While McCann's book was a finalist for the National Book Award, reviewers have picked a variety of nits with it, including historical inaccuracies and what Wall Street Journal reviewer Kyle Smith called a tone of "quiet please, poetry being manufactured." Mr. Smith's snarkiness notwithstanding, I found the writing evocative and the book both engaging and rewarding. I nominated it for Novel Conversations to read, and I'm sad the group didn't pick it, as I think it would provoke great discussion.

Favorite passages:
There are moments we return to, now and always. Family is like water--it has a memory of what it once filled, always trying to get back to the original stream.

One of those out-of-the-ordinary days that made sense of the slew of ordinary days. New York had a way of doing that. Every now and then the city shook its soul out. It assailed you with an image, or a day, or a crime, or a terror, or a beauty so difficult to wrap your mind around that you had to shake your head in disbelief.

. . . everything in New York is built upon another thing, nothing is entirely by itself, each thing as strange as the last, and connected.

Friday, April 9, 2010

Secrets of Eden, by Chris Bohjalian

Secrets of Eden revolves around a terrible crime: a small-town Vermont couple, the Haywards, die violently-- the wife Alice was killed by her abusive husband George and George was first believed to be a suicide. As the story unfolds, however, questions arise about exactly how George died.

The story is told through four narrators. The first is Reverend Stephen Drew, who baptized Alice on the very day she was killed. When she emerged from the water, she said "There," a fact that, after her death, he comes to believe revealed that she knew she was going to die. His guilt leads to a crisis of faith, and he leaves town immediately after her funeral. Even before the crisis, Stephen's faith may not have been in the sturdiest condition (he describes those who rose to speak at church as needing "Prozac considerably more than they needed prayer"). We also learn that he had an affair with Alice some months previously. Through somewhat excessive foreshadowing, we know that he will become a suspect in the case.

The second narrator is the assistant DA, Catherine Benincasa, who does not like Reverend Drew and begins to suspect him ("For a minister," she says, "the guy had ice in his viens").
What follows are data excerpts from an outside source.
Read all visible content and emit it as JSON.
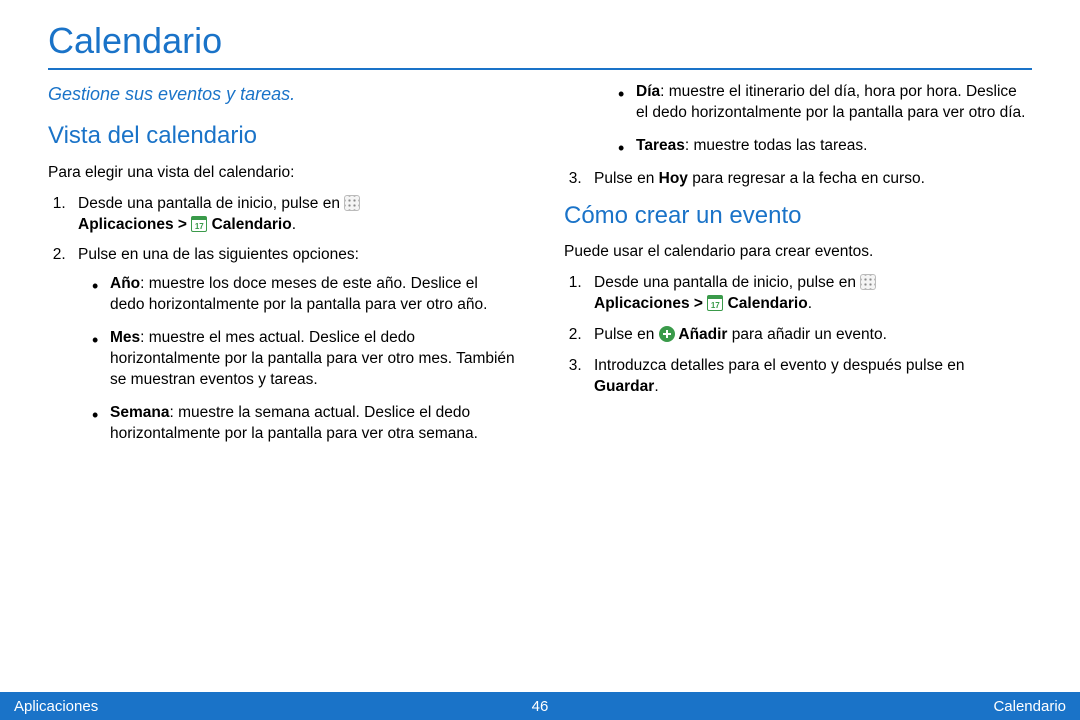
{
  "title": "Calendario",
  "subtitle": "Gestione sus eventos y tareas.",
  "section1": {
    "heading": "Vista del calendario",
    "intro": "Para elegir una vista del calendario:",
    "step1_a": "Desde una pantalla de inicio, pulse en ",
    "step1_apps": "Aplicaciones",
    "step1_gt": " > ",
    "step1_cal": " Calendario",
    "step1_dot": ".",
    "step2": "Pulse en una de las siguientes opciones:",
    "bul_ano_b": "Año",
    "bul_ano_t": ": muestre los doce meses de este año. Deslice el dedo horizontalmente por la pantalla para ver otro año.",
    "bul_mes_b": "Mes",
    "bul_mes_t": ": muestre el mes actual. Deslice el dedo horizontalmente por la pantalla para ver otro mes. También se muestran eventos y tareas.",
    "bul_sem_b": "Semana",
    "bul_sem_t": ": muestre la semana actual. Deslice el dedo horizontalmente por la pantalla para ver otra semana.",
    "bul_dia_b": "Día",
    "bul_dia_t": ": muestre el itinerario del día, hora por hora. Deslice el dedo horizontalmente por la pantalla para ver otro día.",
    "bul_tar_b": "Tareas",
    "bul_tar_t": ": muestre todas las tareas.",
    "step3_a": "Pulse en ",
    "step3_hoy": "Hoy",
    "step3_b": " para regresar a la fecha en curso."
  },
  "section2": {
    "heading": "Cómo crear un evento",
    "intro": "Puede usar el calendario para crear eventos.",
    "step1_a": "Desde una pantalla de inicio, pulse en ",
    "step1_apps": "Aplicaciones",
    "step1_gt": " > ",
    "step1_cal": " Calendario",
    "step1_dot": ".",
    "step2_a": "Pulse en ",
    "step2_add": " Añadir",
    "step2_b": " para añadir un evento.",
    "step3_a": "Introduzca detalles para el evento y después pulse en ",
    "step3_save": "Guardar",
    "step3_dot": "."
  },
  "footer": {
    "left": "Aplicaciones",
    "center": "46",
    "right": "Calendario"
  }
}
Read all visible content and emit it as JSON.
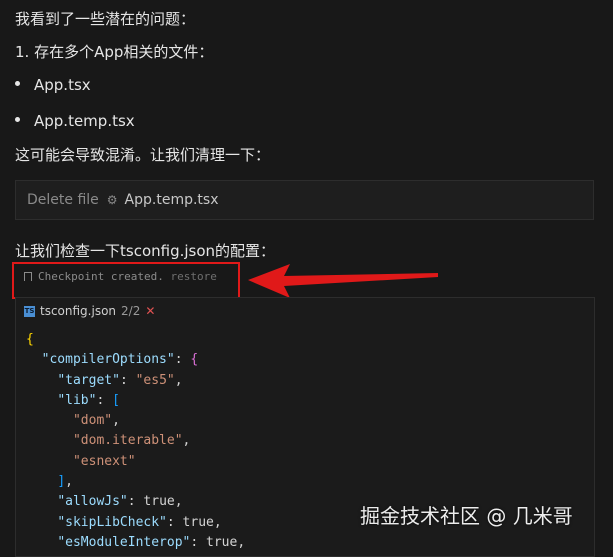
{
  "messages": {
    "intro": "我看到了一些潜在的问题：",
    "point1": "1. 存在多个App相关的文件：",
    "bullets": [
      "App.tsx",
      "App.temp.tsx"
    ],
    "confusion": "这可能会导致混淆。让我们清理一下：",
    "check_tsconfig": "让我们检查一下tsconfig.json的配置："
  },
  "delete_action": {
    "label": "Delete file",
    "file": "App.temp.tsx",
    "icon": "gear-icon"
  },
  "checkpoint": {
    "text": "Checkpoint created.",
    "restore": "restore",
    "icon": "bookmark-icon"
  },
  "code_panel": {
    "filename": "tsconfig.json",
    "count": "2/2",
    "close": "✕",
    "file_icon_text": "TS",
    "lines": [
      [
        {
          "t": "{",
          "c": "b"
        }
      ],
      [
        {
          "t": "  ",
          "c": "p"
        },
        {
          "t": "\"compilerOptions\"",
          "c": "k"
        },
        {
          "t": ": ",
          "c": "p"
        },
        {
          "t": "{",
          "c": "b2"
        }
      ],
      [
        {
          "t": "    ",
          "c": "p"
        },
        {
          "t": "\"target\"",
          "c": "k"
        },
        {
          "t": ": ",
          "c": "p"
        },
        {
          "t": "\"es5\"",
          "c": "s"
        },
        {
          "t": ",",
          "c": "p"
        }
      ],
      [
        {
          "t": "    ",
          "c": "p"
        },
        {
          "t": "\"lib\"",
          "c": "k"
        },
        {
          "t": ": ",
          "c": "p"
        },
        {
          "t": "[",
          "c": "b3"
        }
      ],
      [
        {
          "t": "      ",
          "c": "p"
        },
        {
          "t": "\"dom\"",
          "c": "s"
        },
        {
          "t": ",",
          "c": "p"
        }
      ],
      [
        {
          "t": "      ",
          "c": "p"
        },
        {
          "t": "\"dom.iterable\"",
          "c": "s"
        },
        {
          "t": ",",
          "c": "p"
        }
      ],
      [
        {
          "t": "      ",
          "c": "p"
        },
        {
          "t": "\"esnext\"",
          "c": "s"
        }
      ],
      [
        {
          "t": "    ",
          "c": "p"
        },
        {
          "t": "]",
          "c": "b3"
        },
        {
          "t": ",",
          "c": "p"
        }
      ],
      [
        {
          "t": "    ",
          "c": "p"
        },
        {
          "t": "\"allowJs\"",
          "c": "k"
        },
        {
          "t": ": true,",
          "c": "p"
        }
      ],
      [
        {
          "t": "    ",
          "c": "p"
        },
        {
          "t": "\"skipLibCheck\"",
          "c": "k"
        },
        {
          "t": ": true,",
          "c": "p"
        }
      ],
      [
        {
          "t": "    ",
          "c": "p"
        },
        {
          "t": "\"esModuleInterop\"",
          "c": "k"
        },
        {
          "t": ": true,",
          "c": "p"
        }
      ]
    ]
  },
  "watermark": "掘金技术社区 @ 几米哥",
  "colors": {
    "background": "#181818",
    "annotation_red": "#e01919",
    "json_key": "#9cdcfe",
    "json_string": "#ce9178"
  }
}
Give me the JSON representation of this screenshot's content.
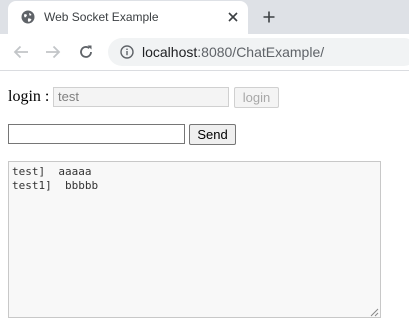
{
  "browser": {
    "tab": {
      "title": "Web Socket Example"
    },
    "address_bar": {
      "host": "localhost",
      "rest": ":8080/ChatExample/"
    },
    "icons": [
      "globe-icon",
      "close-icon",
      "plus-icon",
      "back-arrow-icon",
      "forward-arrow-icon",
      "reload-icon",
      "info-icon"
    ]
  },
  "page": {
    "login": {
      "label": "login :",
      "value": "test",
      "button_label": "login"
    },
    "message": {
      "value": "",
      "send_label": "Send"
    },
    "chat_log": [
      "test]  aaaaa",
      "test1]  bbbbb"
    ]
  }
}
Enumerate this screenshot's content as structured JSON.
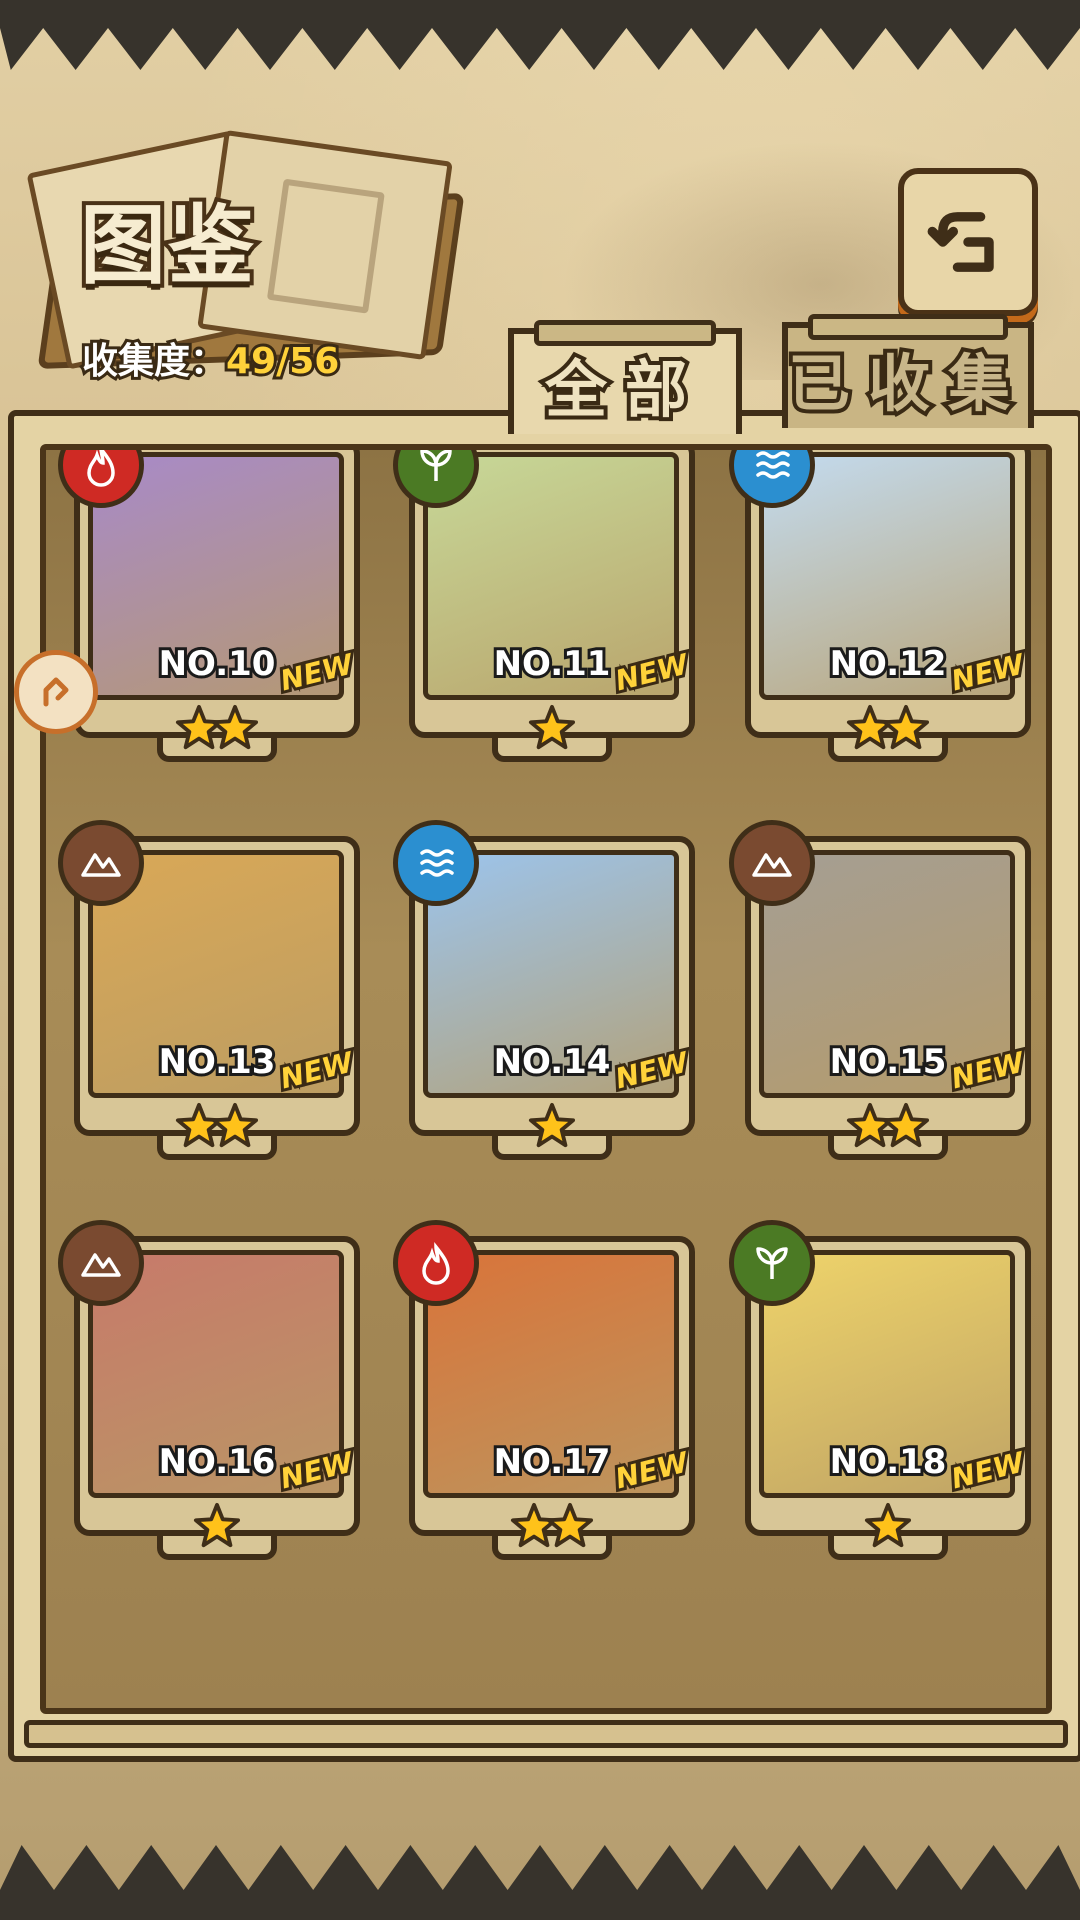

Benincasa never really comes alive as a character, but we do get a window into the investigation through her section of the book. The third narrator is a rather strange woman, Heather Laurent, who has written two best-selling books about angels. Her parents also died in a murder-suicide and she feels drawn to both Reverend Drew and Katie Hayward, Alice and George's teenage daughter. Heather and Stephen quickly become lovers but break up when Heather learns about Stephen's earlier affair with Alice. She too begins to suspect him in George' s death. Excerpts from Heather's books about angels are interspersed throughout Secrets of Eden, and I feel sure Bohjalian was trying to convey something through their inclusion, but I must say they did not speak to me.

The final narrator is Katie herself. Katie's voice feels the most authentic, and she is by far the most appealing character. The "surprise" ending, however, is actually rather predictable.

In our book group, members sometimes complain about the confusion shifting narrators can cause. In this case, because each narrator gets one section only, there is no confusion, but the book is also not as rich as it might have been had Bohjalian returned to each narrator after readers had gained some perspective from hearing the other characters' stories. In fact, while the mystery of the crime is resolved, I was more interested in what happened to the characters after their paths diverged--but that's not the direction Bohjalian took the story.

If you haven't read Bohjalian's earlier works, I would recommend Midwives, The Buffalo Soldier, or Before You Know Kindness over this book. If you have read Bohjalian's other books, this one may be somewhat disappointing. Despite that, it could still stimulate some good discussion at a book group.

Favorite passage:
Assume no one really knows anything that matters at all. Because, alas, we don't. All of our stories are suspect.